Education Funding
Sound financial planning combined with effective savings tools can help you accumulate the funds you need to send a child to college. Several key factors should be considered when determining which plan is right for you:
- Tax benefits - Some college savings vehicles allow for federal income-tax-free qualified withdrawals or they allow you to defer taxes on your investment until the money is withdrawn. These benefits give your assets a chance to grow faster than they would in a comparable taxable account and can greatly affect how much you are able to accumulate for college.
- Flexibility - If your situation changes, you have a financial emergency, your child gets a scholarship, or your child chooses not to go to college, you may wish to change how your accumulated savings are used. Different vehicles offer various levels of flexibility.

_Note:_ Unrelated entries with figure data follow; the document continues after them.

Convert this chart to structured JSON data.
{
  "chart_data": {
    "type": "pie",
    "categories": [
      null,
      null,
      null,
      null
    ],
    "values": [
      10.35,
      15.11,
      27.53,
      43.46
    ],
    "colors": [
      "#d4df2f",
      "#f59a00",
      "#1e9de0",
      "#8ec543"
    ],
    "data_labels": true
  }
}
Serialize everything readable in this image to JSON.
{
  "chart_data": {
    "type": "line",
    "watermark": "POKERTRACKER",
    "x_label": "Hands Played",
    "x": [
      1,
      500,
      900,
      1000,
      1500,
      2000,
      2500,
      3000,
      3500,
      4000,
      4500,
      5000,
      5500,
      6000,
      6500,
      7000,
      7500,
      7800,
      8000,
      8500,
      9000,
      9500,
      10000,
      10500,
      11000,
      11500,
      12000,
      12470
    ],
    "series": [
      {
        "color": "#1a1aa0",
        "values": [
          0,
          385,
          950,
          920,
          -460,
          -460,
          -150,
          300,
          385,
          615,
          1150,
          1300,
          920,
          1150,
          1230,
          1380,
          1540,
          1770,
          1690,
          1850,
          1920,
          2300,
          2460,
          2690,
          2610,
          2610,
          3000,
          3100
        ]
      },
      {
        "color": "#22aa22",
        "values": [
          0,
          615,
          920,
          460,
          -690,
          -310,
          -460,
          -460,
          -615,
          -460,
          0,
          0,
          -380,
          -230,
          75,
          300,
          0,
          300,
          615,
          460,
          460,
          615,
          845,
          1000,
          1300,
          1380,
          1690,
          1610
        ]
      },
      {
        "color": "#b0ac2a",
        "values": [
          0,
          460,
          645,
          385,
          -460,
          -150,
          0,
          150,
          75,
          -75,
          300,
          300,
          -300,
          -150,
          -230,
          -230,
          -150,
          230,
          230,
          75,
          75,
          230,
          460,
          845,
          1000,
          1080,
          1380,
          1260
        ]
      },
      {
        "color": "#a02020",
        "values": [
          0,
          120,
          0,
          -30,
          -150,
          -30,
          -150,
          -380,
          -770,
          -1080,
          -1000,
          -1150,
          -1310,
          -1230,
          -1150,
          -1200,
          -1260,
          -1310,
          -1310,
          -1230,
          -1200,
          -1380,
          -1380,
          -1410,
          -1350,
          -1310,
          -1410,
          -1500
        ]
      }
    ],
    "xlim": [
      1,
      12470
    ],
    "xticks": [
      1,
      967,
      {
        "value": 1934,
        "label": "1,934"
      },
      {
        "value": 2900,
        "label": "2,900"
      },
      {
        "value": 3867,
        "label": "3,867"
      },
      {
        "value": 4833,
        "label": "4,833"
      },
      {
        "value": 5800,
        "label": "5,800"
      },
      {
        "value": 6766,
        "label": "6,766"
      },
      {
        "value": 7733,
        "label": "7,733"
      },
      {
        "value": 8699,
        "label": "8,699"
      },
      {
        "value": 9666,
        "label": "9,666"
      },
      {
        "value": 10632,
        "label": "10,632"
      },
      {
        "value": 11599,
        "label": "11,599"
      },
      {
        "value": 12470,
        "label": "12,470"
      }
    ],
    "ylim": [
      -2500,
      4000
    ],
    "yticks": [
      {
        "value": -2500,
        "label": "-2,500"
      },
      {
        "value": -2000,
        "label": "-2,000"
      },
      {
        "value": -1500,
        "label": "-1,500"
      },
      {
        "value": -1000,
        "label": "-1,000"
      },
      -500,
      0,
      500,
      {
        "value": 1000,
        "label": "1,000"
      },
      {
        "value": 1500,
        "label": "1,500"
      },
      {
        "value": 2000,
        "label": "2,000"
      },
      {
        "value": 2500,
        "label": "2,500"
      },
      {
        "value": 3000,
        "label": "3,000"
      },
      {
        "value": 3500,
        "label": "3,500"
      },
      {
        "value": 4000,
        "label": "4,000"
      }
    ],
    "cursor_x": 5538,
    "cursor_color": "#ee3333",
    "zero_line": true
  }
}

- Asset ownership - Custodial accounts allow a donor to invest in a child's name and are considered irrevocable gifts. The child has the legal right to assume control over the account when he or she reaches a certain age. In contrast, other plans allow donors to maintain ownership and control over the assets.
- Accessibility - College savings plans vary in the treatment of non-qualified withdrawals, from not allowing early access to complete penalty-free liquidity. Others allow you to change the beneficiary to another family member or withdraw funds up to the amount of an awarded scholarship.
- Financial aid implications - Parents' income and the saved assets of both child and parent are the two most important factors in determining financial aid eligibility. Since most financial aid formulas consider about 5% of parents' assets and 35% of a child's assets available for college, plans that keep control of assets with the parent have less bearing on your child's chances of receiving aid.
- Investment control - Do you feel qualified to choose wise investments? Or would you rather leave the investment choice to a professional? College accounts offer both options.
- Income restrictions and contribution limits - These factors will determine your eligibility to use a specific plan as well as how much you can potentially save. Some plans offer no income restrictions; contribution limits will vary.